De repente se detuvo, su cabeza encapuchada se volvió en dirección a él; aunque el hombre no podía ver sus negros ojos, notó que su mirada le perforaba. Todavía a cuatro patas, se dio cuenta de que estaba a plena vista a la intensa luz de la luna, a un metro de distancia de cualquier posible escondite en el serac. En su absoluta necesidad de ver mejor, se había olvidado de permanecer escondido.

Durante un largo momento, ninguno de los dos se movió. Irving no podía respirar. Esperó que ella se moviese, que diese un golpe en el hielo, quizá, y luego el rápido regreso de la cosa desde el hielo. Para ella, su protector, su vengador. Para él, su destructor.

La mirada encapuchada de la joven se apartó y ella echó a andar y desapareció entre los pilares de hielo hacia el lado sudeste del círculo.

Irving esperó unos minutos más, todavía temblando como si tuviera fiebre; luego intentó ponerse de pie. Tenía el cuerpo congelado. La única sensación que notaba procedía de su ardiente erección, que ahora iba desapareciendo, y de su incontrolable temblor, pero en lugar de tambalearse hacia el buque tras la chica, se adelantó hacia el lugar donde ella había estado arrodillada a la luz de la luna.

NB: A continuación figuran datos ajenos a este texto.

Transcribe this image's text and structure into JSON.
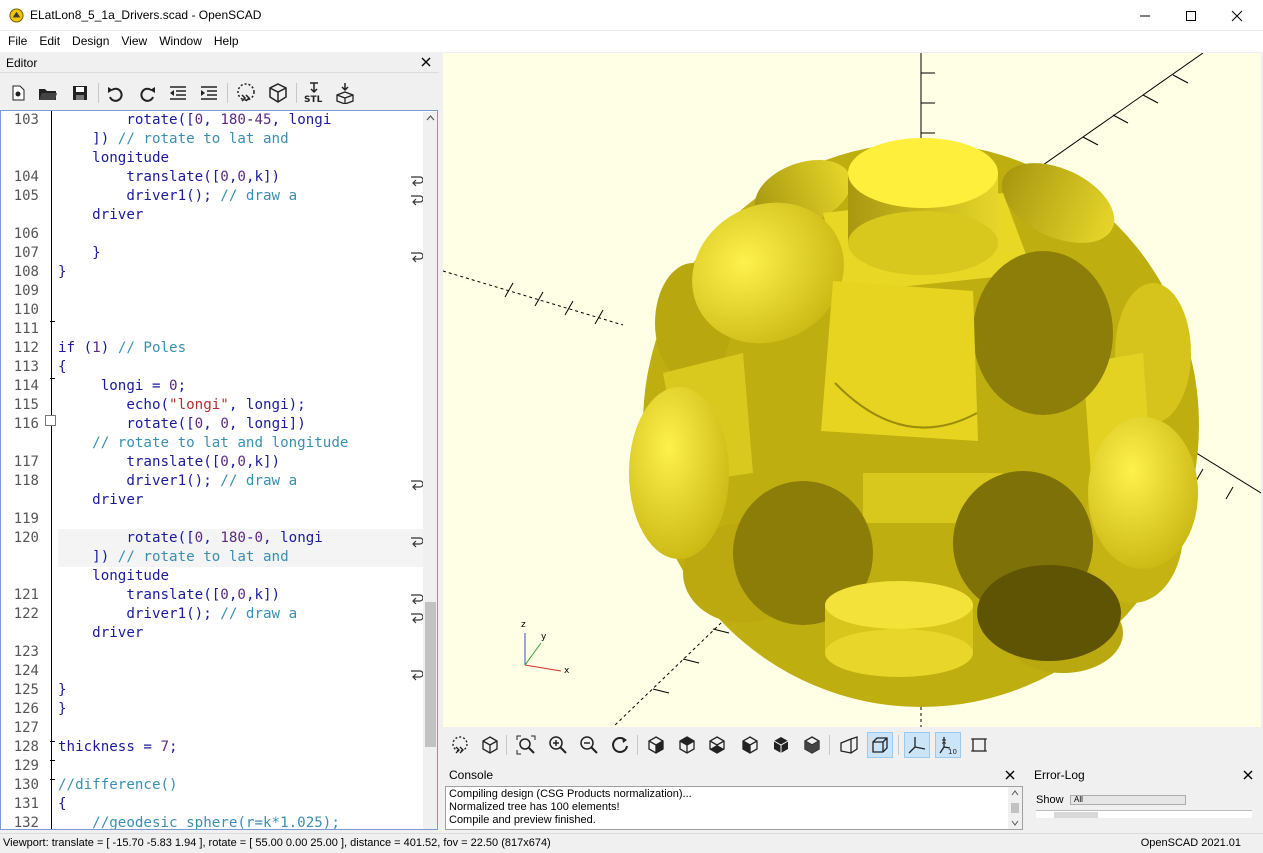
{
  "window": {
    "title": "ELatLon8_5_1a_Drivers.scad - OpenSCAD"
  },
  "menu": [
    "File",
    "Edit",
    "Design",
    "View",
    "Window",
    "Help"
  ],
  "editor": {
    "title": "Editor",
    "line_numbers": [
      "103",
      "",
      "",
      "104",
      "105",
      "",
      "106",
      "107",
      "108",
      "109",
      "110",
      "111",
      "112",
      "113",
      "114",
      "115",
      "116",
      "",
      "117",
      "118",
      "",
      "119",
      "120",
      "",
      "",
      "121",
      "122",
      "",
      "123",
      "124",
      "125",
      "126",
      "127",
      "128",
      "129",
      "130",
      "131",
      "132"
    ],
    "lines": [
      "        rotate([0, 180-45, longi",
      "    ]) // rotate to lat and",
      "    longitude",
      "        translate([0,0,k])",
      "        driver1(); // draw a",
      "    driver",
      "",
      "    }",
      "}",
      "",
      "",
      "",
      "if (1) // Poles",
      "{",
      "     longi = 0;",
      "        echo(\"longi\", longi);",
      "        rotate([0, 0, longi])",
      "    // rotate to lat and longitude",
      "        translate([0,0,k])",
      "        driver1(); // draw a",
      "    driver",
      "",
      "        rotate([0, 180-0, longi",
      "    ]) // rotate to lat and",
      "    longitude",
      "        translate([0,0,k])",
      "        driver1(); // draw a",
      "    driver",
      "",
      "",
      "}",
      "}",
      "",
      "thickness = 7;",
      "",
      "//difference()",
      "{",
      "    //geodesic_sphere(r=k*1.025);"
    ]
  },
  "console": {
    "title": "Console",
    "messages": [
      "Compiling design (CSG Products normalization)...",
      "Normalized tree has 100 elements!",
      "Compile and preview finished."
    ]
  },
  "error_log": {
    "title": "Error-Log",
    "show_label": "Show",
    "show_value": "All"
  },
  "status": {
    "viewport": "Viewport: translate = [ -15.70 -5.83 1.94 ], rotate = [ 55.00 0.00 25.00 ], distance = 401.52, fov = 22.50 (817x674)",
    "version": "OpenSCAD 2021.01"
  },
  "colors": {
    "model": "#f2e53a",
    "background": "#ffffe5",
    "accent": "#0078d7"
  },
  "axis_labels": {
    "x": "x",
    "y": "y",
    "z": "z"
  }
}
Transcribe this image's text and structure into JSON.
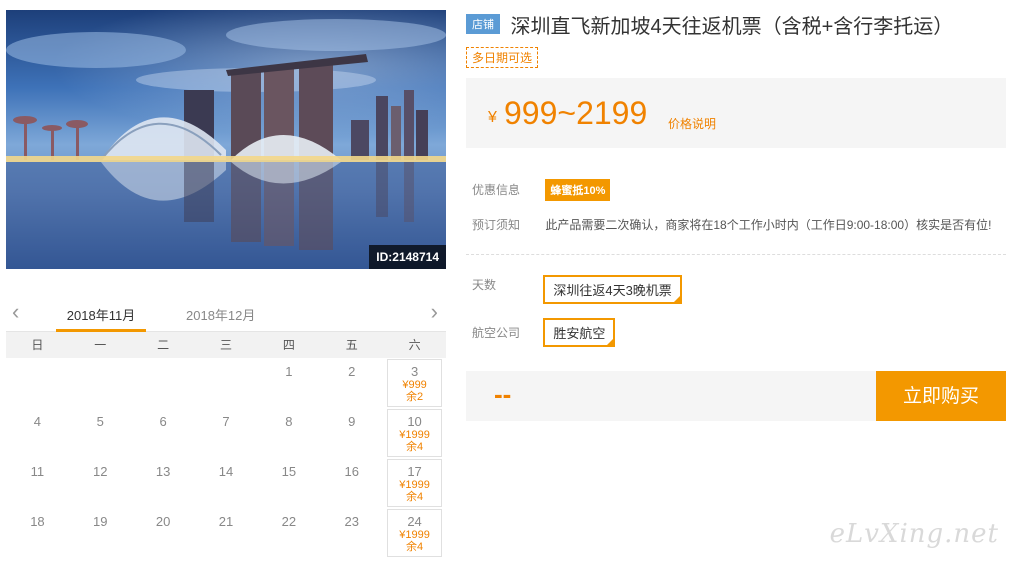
{
  "hero": {
    "image_id": "ID:2148714"
  },
  "calendar": {
    "prev_icon": "chevron-left-icon",
    "next_icon": "chevron-right-icon",
    "months": [
      "2018年11月",
      "2018年12月"
    ],
    "active_month": "2018年11月",
    "weekdays": [
      "日",
      "一",
      "二",
      "三",
      "四",
      "五",
      "六"
    ],
    "weeks": [
      [
        {
          "day": ""
        },
        {
          "day": ""
        },
        {
          "day": ""
        },
        {
          "day": ""
        },
        {
          "day": "1"
        },
        {
          "day": "2"
        },
        {
          "day": "3",
          "price": "¥999",
          "stock": "余2"
        }
      ],
      [
        {
          "day": "4"
        },
        {
          "day": "5"
        },
        {
          "day": "6"
        },
        {
          "day": "7"
        },
        {
          "day": "8"
        },
        {
          "day": "9"
        },
        {
          "day": "10",
          "price": "¥1999",
          "stock": "余4"
        }
      ],
      [
        {
          "day": "11"
        },
        {
          "day": "12"
        },
        {
          "day": "13"
        },
        {
          "day": "14"
        },
        {
          "day": "15"
        },
        {
          "day": "16"
        },
        {
          "day": "17",
          "price": "¥1999",
          "stock": "余4"
        }
      ],
      [
        {
          "day": "18"
        },
        {
          "day": "19"
        },
        {
          "day": "20"
        },
        {
          "day": "21"
        },
        {
          "day": "22"
        },
        {
          "day": "23"
        },
        {
          "day": "24",
          "price": "¥1999",
          "stock": "余4"
        }
      ]
    ]
  },
  "product": {
    "shop_badge": "店铺",
    "title": "深圳直飞新加坡4天往返机票（含税+含行李托运）",
    "multi_date_tag": "多日期可选",
    "price_currency": "¥",
    "price_range": "999~2199",
    "price_note": "价格说明",
    "promo_label": "优惠信息",
    "promo_badge": "蜂蜜抵10%",
    "notice_label": "预订须知",
    "notice_text": "此产品需要二次确认，商家将在18个工作小时内（工作日9:00-18:00）核实是否有位!",
    "days_label": "天数",
    "days_option": "深圳往返4天3晚机票",
    "airline_label": "航空公司",
    "airline_option": "胜安航空",
    "total": "--",
    "buy_button": "立即购买"
  },
  "watermark": "eLvXing.net",
  "colors": {
    "accent": "#f39800",
    "price": "#f08200",
    "badge_blue": "#5b9bd5"
  }
}
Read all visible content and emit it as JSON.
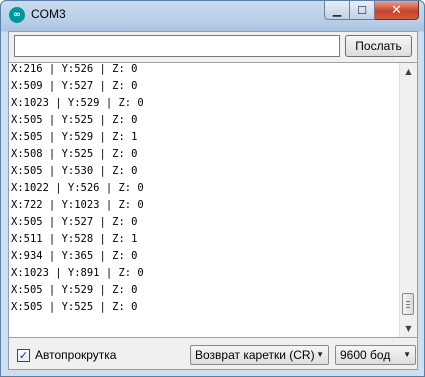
{
  "window": {
    "title": "COM3",
    "app_icon": "arduino-icon",
    "caption_icons": [
      "minimize-icon",
      "maximize-icon",
      "close-icon"
    ]
  },
  "toolbar": {
    "input_value": "",
    "send_label": "Послать"
  },
  "console": {
    "lines": [
      "X:216 | Y:526 | Z: 0",
      "X:509 | Y:527 | Z: 0",
      "X:1023 | Y:529 | Z: 0",
      "X:505 | Y:525 | Z: 0",
      "X:505 | Y:529 | Z: 1",
      "X:508 | Y:525 | Z: 0",
      "X:505 | Y:530 | Z: 0",
      "X:1022 | Y:526 | Z: 0",
      "X:722 | Y:1023 | Z: 0",
      "X:505 | Y:527 | Z: 0",
      "X:511 | Y:528 | Z: 1",
      "X:934 | Y:365 | Z: 0",
      "X:1023 | Y:891 | Z: 0",
      "X:505 | Y:529 | Z: 0",
      "X:505 | Y:525 | Z: 0"
    ]
  },
  "footer": {
    "autoscroll_label": "Автопрокрутка",
    "autoscroll_checked": true,
    "line_ending": "Возврат каретки (CR)",
    "baud_rate": "9600 бод"
  },
  "colors": {
    "title_bar": "#b9cfe8",
    "close_button": "#c7432b",
    "app_icon": "#00979c"
  }
}
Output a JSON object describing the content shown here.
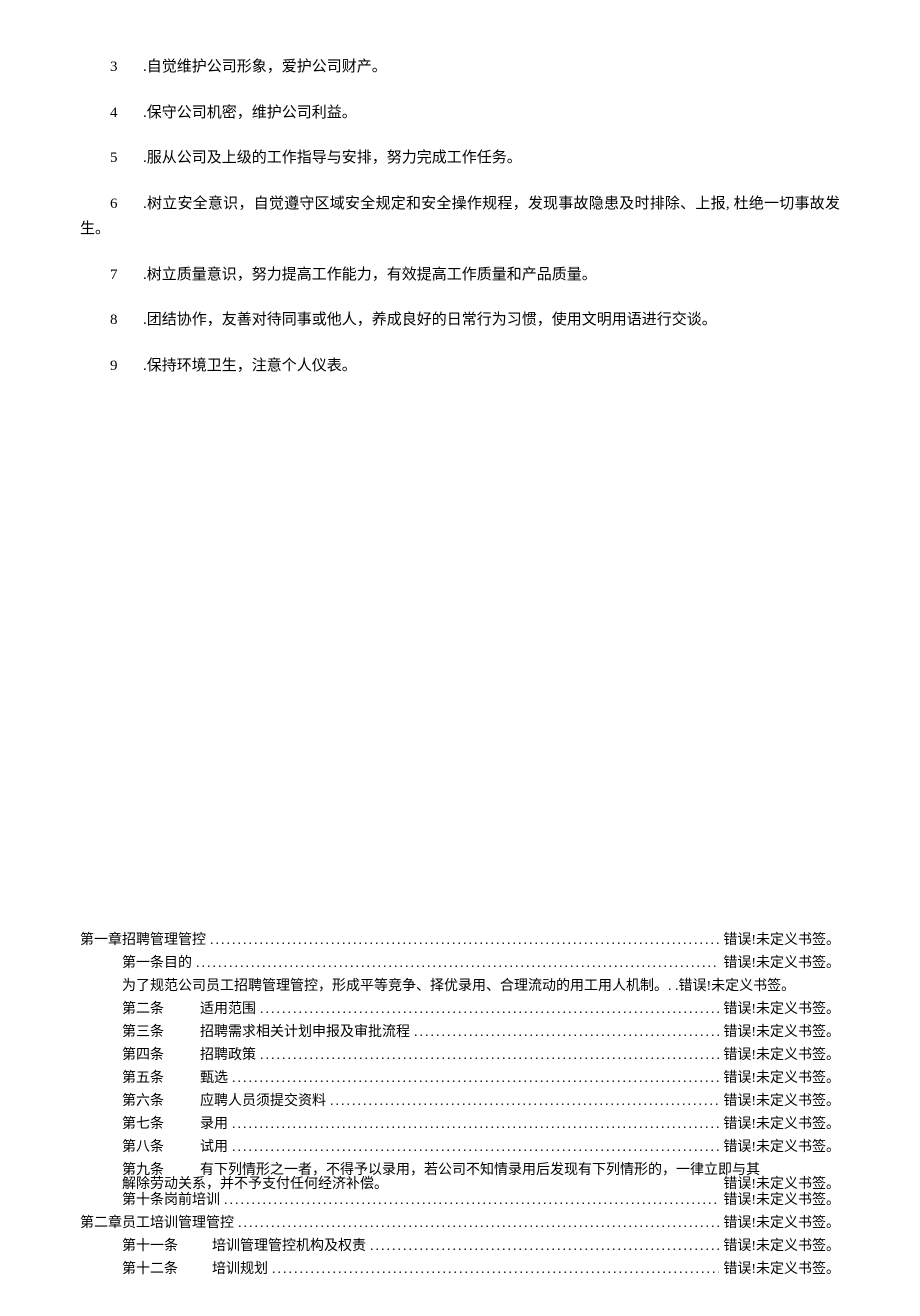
{
  "rules": [
    {
      "num": "3",
      "text": ".自觉维护公司形象，爱护公司财产。"
    },
    {
      "num": "4",
      "text": ".保守公司机密，维护公司利益。"
    },
    {
      "num": "5",
      "text": ".服从公司及上级的工作指导与安排，努力完成工作任务。"
    },
    {
      "num": "6",
      "text": ".树立安全意识，自觉遵守区域安全规定和安全操作规程，发现事故隐患及时排除、上报, 杜绝一切事故发生。"
    },
    {
      "num": "7",
      "text": ".树立质量意识，努力提高工作能力，有效提高工作质量和产品质量。"
    },
    {
      "num": "8",
      "text": ".团结协作，友善对待同事或他人，养成良好的日常行为习惯，使用文明用语进行交谈。"
    },
    {
      "num": "9",
      "text": ".保持环境卫生，注意个人仪表。"
    }
  ],
  "err": "错误!未定义书签。",
  "toc": {
    "ch1": {
      "title": "第一章招聘管理管控",
      "items": [
        {
          "lead": "第一条目的",
          "label": ""
        },
        {
          "lead": "",
          "label": "为了规范公司员工招聘管理管控，形成平等竞争、择优录用、合理流动的用工用人机制。. ."
        },
        {
          "lead": "第二条",
          "label": "适用范围"
        },
        {
          "lead": "第三条",
          "label": "招聘需求相关计划申报及审批流程"
        },
        {
          "lead": "第四条",
          "label": "招聘政策"
        },
        {
          "lead": "第五条",
          "label": "甄选"
        },
        {
          "lead": "第六条",
          "label": "应聘人员须提交资料"
        },
        {
          "lead": "第七条",
          "label": "录用"
        },
        {
          "lead": "第八条",
          "label": "试用"
        }
      ],
      "item9": {
        "lead": "第九条",
        "line1": "有下列情形之一者，不得予以录用，若公司不知情录用后发现有下列情形的，一律立即与其",
        "line2": "解除劳动关系，并不予支付任何经济补偿。"
      },
      "item10": {
        "lead": "第十条岗前培训",
        "label": ""
      }
    },
    "ch2": {
      "title": "第二章员工培训管理管控",
      "items": [
        {
          "lead": "第十一条",
          "label": "培训管理管控机构及权责"
        },
        {
          "lead": "第十二条",
          "label": "培训规划"
        }
      ]
    }
  }
}
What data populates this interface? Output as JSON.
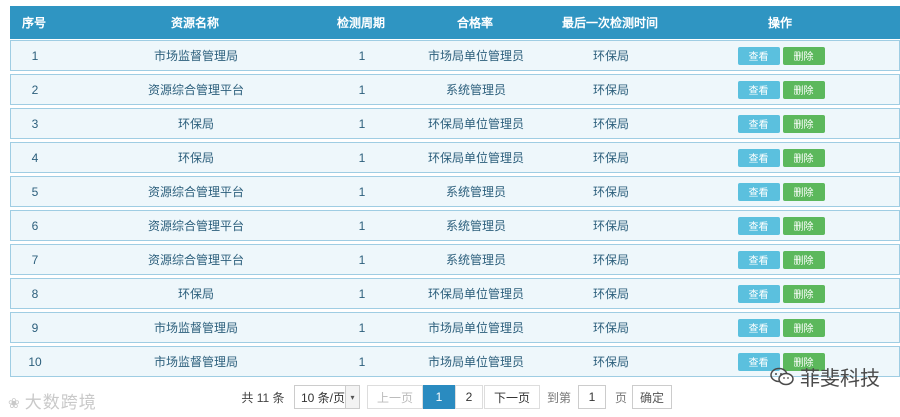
{
  "table": {
    "headers": [
      "序号",
      "资源名称",
      "检测周期",
      "合格率",
      "最后一次检测时间",
      "操作"
    ],
    "view_label": "查看",
    "delete_label": "删除",
    "rows": [
      {
        "no": "1",
        "name": "市场监督管理局",
        "cycle": "1",
        "rate": "市场局单位管理员",
        "last": "环保局"
      },
      {
        "no": "2",
        "name": "资源综合管理平台",
        "cycle": "1",
        "rate": "系统管理员",
        "last": "环保局"
      },
      {
        "no": "3",
        "name": "环保局",
        "cycle": "1",
        "rate": "环保局单位管理员",
        "last": "环保局"
      },
      {
        "no": "4",
        "name": "环保局",
        "cycle": "1",
        "rate": "环保局单位管理员",
        "last": "环保局"
      },
      {
        "no": "5",
        "name": "资源综合管理平台",
        "cycle": "1",
        "rate": "系统管理员",
        "last": "环保局"
      },
      {
        "no": "6",
        "name": "资源综合管理平台",
        "cycle": "1",
        "rate": "系统管理员",
        "last": "环保局"
      },
      {
        "no": "7",
        "name": "资源综合管理平台",
        "cycle": "1",
        "rate": "系统管理员",
        "last": "环保局"
      },
      {
        "no": "8",
        "name": "环保局",
        "cycle": "1",
        "rate": "环保局单位管理员",
        "last": "环保局"
      },
      {
        "no": "9",
        "name": "市场监督管理局",
        "cycle": "1",
        "rate": "市场局单位管理员",
        "last": "环保局"
      },
      {
        "no": "10",
        "name": "市场监督管理局",
        "cycle": "1",
        "rate": "市场局单位管理员",
        "last": "环保局"
      }
    ]
  },
  "pagination": {
    "total": "共 11 条",
    "page_size": "10 条/页",
    "prev": "上一页",
    "pages": [
      "1",
      "2"
    ],
    "next": "下一页",
    "goto_label": "到第",
    "goto_value": "1",
    "page_unit": "页",
    "confirm": "确定"
  },
  "watermarks": {
    "left": "大数跨境",
    "right": "菲斐科技"
  },
  "colors": {
    "header_bg": "#2f95c2",
    "row_bg": "#eef7fb",
    "view_button": "#5bc0de",
    "delete_button": "#5cb85c",
    "active_page": "#2a8bc0"
  }
}
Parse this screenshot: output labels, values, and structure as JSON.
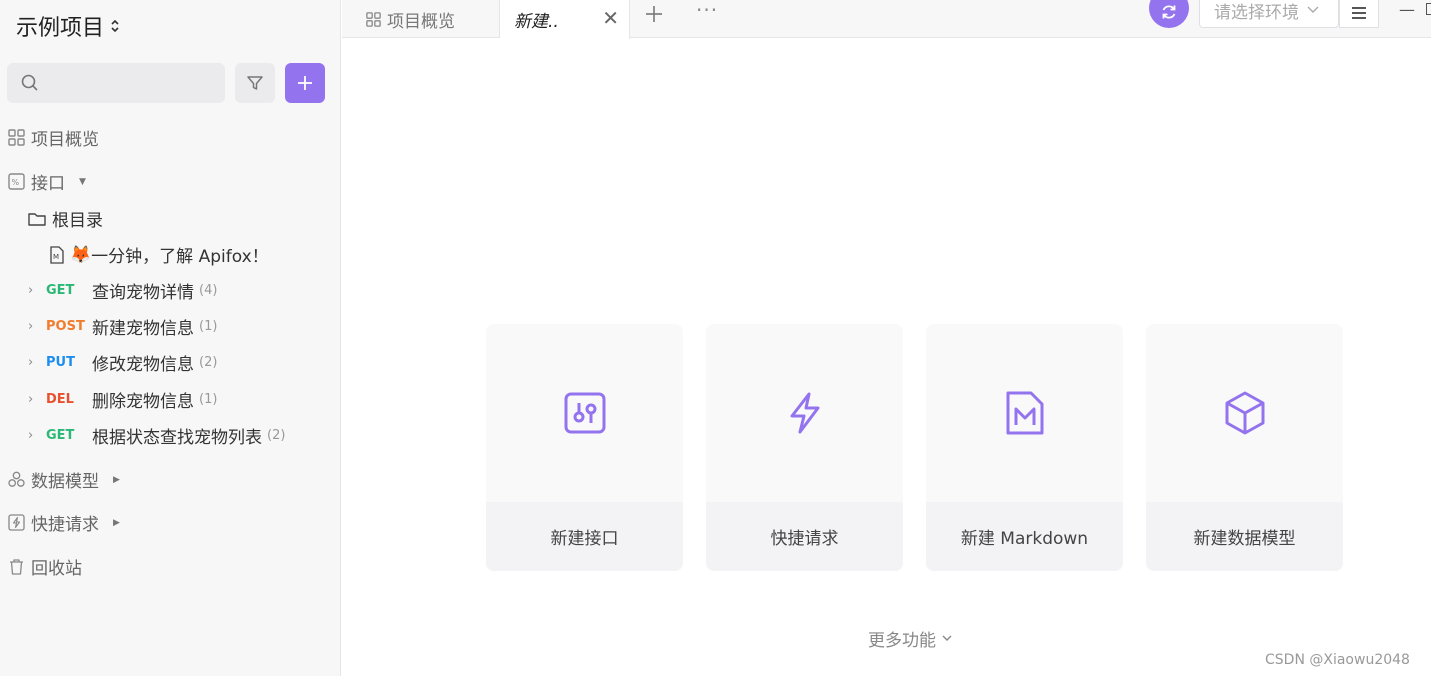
{
  "sidebar": {
    "project_title": "示例项目",
    "search": {
      "placeholder": ""
    },
    "nav": {
      "overview": "项目概览",
      "interface": "接口",
      "data_model": "数据模型",
      "quick_request": "快捷请求",
      "recycle": "回收站"
    },
    "tree": {
      "root": "根目录",
      "doc": {
        "emoji": "🦊",
        "label": "一分钟，了解 Apifox！"
      },
      "endpoints": [
        {
          "method": "GET",
          "color": "#2bb876",
          "name": "查询宠物详情",
          "count": "(4)"
        },
        {
          "method": "POST",
          "color": "#f17c2b",
          "name": "新建宠物信息",
          "count": "(1)"
        },
        {
          "method": "PUT",
          "color": "#1d8ef0",
          "name": "修改宠物信息",
          "count": "(2)"
        },
        {
          "method": "DEL",
          "color": "#e8512e",
          "name": "删除宠物信息",
          "count": "(1)"
        },
        {
          "method": "GET",
          "color": "#2bb876",
          "name": "根据状态查找宠物列表",
          "count": "(2)"
        }
      ]
    }
  },
  "tabs": {
    "overview": "项目概览",
    "new": "新建.."
  },
  "toolbar": {
    "env_placeholder": "请选择环境"
  },
  "cards": [
    {
      "label": "新建接口",
      "icon": "api-icon"
    },
    {
      "label": "快捷请求",
      "icon": "lightning-icon"
    },
    {
      "label": "新建 Markdown",
      "icon": "markdown-icon"
    },
    {
      "label": "新建数据模型",
      "icon": "cube-icon"
    }
  ],
  "more_functions": "更多功能",
  "watermark": "CSDN @Xiaowu2048",
  "colors": {
    "accent": "#9373ee"
  }
}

Había sangre en el hielo. Las manchas se veían negras a la brillante luz de la luna. El teniente Irving se arrodilló, se quitó el guante exterior y el interior, tocó una de las manchas con el dedo y la probó. Era sangre, pero no creía que fuese sangre humana.

La cosa le había llevado carne cruda, caliente, recién muerta. Algún tipo de carne. La sangre le sabía metálica a Irving, como su propia sangre o la sangre humana, pero suponía que también la sangre de los animales recién muertos tenía ese gusto metálico. Pero ¿qué animal? ¿De dónde? Los hombres de la expedición Franklin no habían visto animales terrestres desde hacía más de un año.

La sangre se hiela al cabo de unos minutos, muy rápido. Aquella cosa había matado su ofrenda a
Lady Silenciosa
hacía sólo unos minutos, mientras Irving andaba dando tumbos alrededor en el laberinto de hielo, intentando encontrarla.